Wallenburg wrote:"The interaction of this proposal with World Assembly Justice Accord has not been resolved. Clause 3 reads:
No foreign affected legal person may initiate civil judicial proceedings against a member or its subdivisions, without the consent of that member or subdivision, except in JudComm’s trial courts and under procedures that may be established by resolution.

"This contradicts World Assembly Justice Accord's clause 4:
Declares that any entity within the jurisdiction of any member state may bring charges against any other entity within the jurisdiction of any member state for damages done to them which violate the terms of extant World Assembly law, to the extent that such legal action does not contradict the mandates of previously passed and henceforward standing World Assembly resolutions,

"The World Assembly Judiciary Committee handles both criminal and civil cases. It is possible that in some member states, the central government does not have jurisdiction over its subdivisions or subordinate governments, although I can't imagine any such state could sustain itself under even the slightest conflict between lesser authorities and the central state. However, it is unquestionably the case that there are member states in which the central government has such jurisdiction. In those cases, your clause 3 produces a contrary mandate. You may wish to address this before submission."

Ogenbond goes back to his papers, then adds as an afterthought, "And/or is a nonsense phrase. 'Or' functions identically, and with much greater style."

Ambassador, I see no such contradiction in the cited clauses.
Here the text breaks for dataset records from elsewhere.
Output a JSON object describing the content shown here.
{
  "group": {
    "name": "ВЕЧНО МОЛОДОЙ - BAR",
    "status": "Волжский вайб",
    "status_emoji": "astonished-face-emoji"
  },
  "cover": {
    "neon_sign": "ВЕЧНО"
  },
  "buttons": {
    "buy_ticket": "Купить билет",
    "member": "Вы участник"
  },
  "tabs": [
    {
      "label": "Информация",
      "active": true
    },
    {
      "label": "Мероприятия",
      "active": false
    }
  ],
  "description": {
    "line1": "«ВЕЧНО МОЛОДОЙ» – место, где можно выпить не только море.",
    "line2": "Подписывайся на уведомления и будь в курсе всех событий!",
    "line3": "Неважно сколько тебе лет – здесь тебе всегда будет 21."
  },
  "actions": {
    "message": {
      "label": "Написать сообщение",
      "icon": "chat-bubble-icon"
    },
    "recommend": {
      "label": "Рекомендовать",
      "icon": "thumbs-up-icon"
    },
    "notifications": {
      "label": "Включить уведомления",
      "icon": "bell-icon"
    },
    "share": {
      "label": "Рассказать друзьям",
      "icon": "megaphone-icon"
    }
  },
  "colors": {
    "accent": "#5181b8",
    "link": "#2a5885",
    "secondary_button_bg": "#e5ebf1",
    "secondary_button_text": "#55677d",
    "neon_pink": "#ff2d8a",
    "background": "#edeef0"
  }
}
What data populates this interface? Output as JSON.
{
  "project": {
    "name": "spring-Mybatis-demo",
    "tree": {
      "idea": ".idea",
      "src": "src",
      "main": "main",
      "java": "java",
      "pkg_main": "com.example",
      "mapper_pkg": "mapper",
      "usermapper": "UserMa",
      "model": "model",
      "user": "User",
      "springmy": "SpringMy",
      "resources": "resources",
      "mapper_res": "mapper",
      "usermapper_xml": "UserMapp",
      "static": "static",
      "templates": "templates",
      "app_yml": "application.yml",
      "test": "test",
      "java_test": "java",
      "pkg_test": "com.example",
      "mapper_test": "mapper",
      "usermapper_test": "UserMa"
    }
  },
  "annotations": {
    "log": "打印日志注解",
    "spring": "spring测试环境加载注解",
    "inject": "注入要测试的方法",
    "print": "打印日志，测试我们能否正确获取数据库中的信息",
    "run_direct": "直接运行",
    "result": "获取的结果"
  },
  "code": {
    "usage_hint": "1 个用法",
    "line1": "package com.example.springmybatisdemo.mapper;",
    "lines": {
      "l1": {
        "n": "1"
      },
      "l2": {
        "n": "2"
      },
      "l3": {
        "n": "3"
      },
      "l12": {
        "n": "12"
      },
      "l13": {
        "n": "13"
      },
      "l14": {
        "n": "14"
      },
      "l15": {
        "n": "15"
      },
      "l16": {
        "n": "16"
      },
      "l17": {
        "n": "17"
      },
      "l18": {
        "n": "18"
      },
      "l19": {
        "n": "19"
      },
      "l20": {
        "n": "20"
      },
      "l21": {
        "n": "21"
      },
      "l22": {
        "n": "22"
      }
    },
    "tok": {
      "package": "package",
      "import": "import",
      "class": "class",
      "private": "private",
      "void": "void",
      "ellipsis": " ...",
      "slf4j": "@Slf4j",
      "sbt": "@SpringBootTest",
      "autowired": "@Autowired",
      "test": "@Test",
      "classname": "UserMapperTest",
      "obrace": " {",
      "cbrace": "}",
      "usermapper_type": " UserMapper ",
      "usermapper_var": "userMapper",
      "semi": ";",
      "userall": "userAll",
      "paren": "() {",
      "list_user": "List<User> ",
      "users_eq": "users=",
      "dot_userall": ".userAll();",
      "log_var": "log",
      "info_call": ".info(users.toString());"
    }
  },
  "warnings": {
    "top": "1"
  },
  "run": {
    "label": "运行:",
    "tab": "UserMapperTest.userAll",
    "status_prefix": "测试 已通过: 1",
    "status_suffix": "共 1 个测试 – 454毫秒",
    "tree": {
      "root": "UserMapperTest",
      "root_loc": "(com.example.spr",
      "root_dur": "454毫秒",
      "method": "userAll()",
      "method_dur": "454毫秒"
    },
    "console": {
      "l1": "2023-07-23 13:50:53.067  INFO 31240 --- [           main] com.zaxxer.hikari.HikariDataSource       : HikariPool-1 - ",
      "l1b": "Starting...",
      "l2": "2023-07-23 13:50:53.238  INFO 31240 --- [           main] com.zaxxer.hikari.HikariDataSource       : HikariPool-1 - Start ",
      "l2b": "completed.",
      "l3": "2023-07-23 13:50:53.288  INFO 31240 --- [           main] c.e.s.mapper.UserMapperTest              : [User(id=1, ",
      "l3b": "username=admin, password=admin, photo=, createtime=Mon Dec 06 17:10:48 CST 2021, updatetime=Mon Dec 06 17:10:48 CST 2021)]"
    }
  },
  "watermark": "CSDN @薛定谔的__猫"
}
Let me present two possible interpretations of WAJA's 4th clause and explain why neither contradicts clause 3 of this proposal.

One could interpret clause 4 of WAJA as declaring that nations may sue - when particular criteria are met - in the courts set up by the World Assembly Judiciary Committee (hereafter "JudComm") in the WAJA. In that case, clause 3 of the SJA simply reaffirms this mandate, and in addition prohibits foreign affected legal persons from suing outside these JudComm courts.

On the other hand, if we accept clause 4 as a more general mandate that persons be allowed to sure when the given criteria are met, this proposal would still not contradict it, for it only limits the venues by which suit can be brought, but in no way prevents people from using this venue to sue.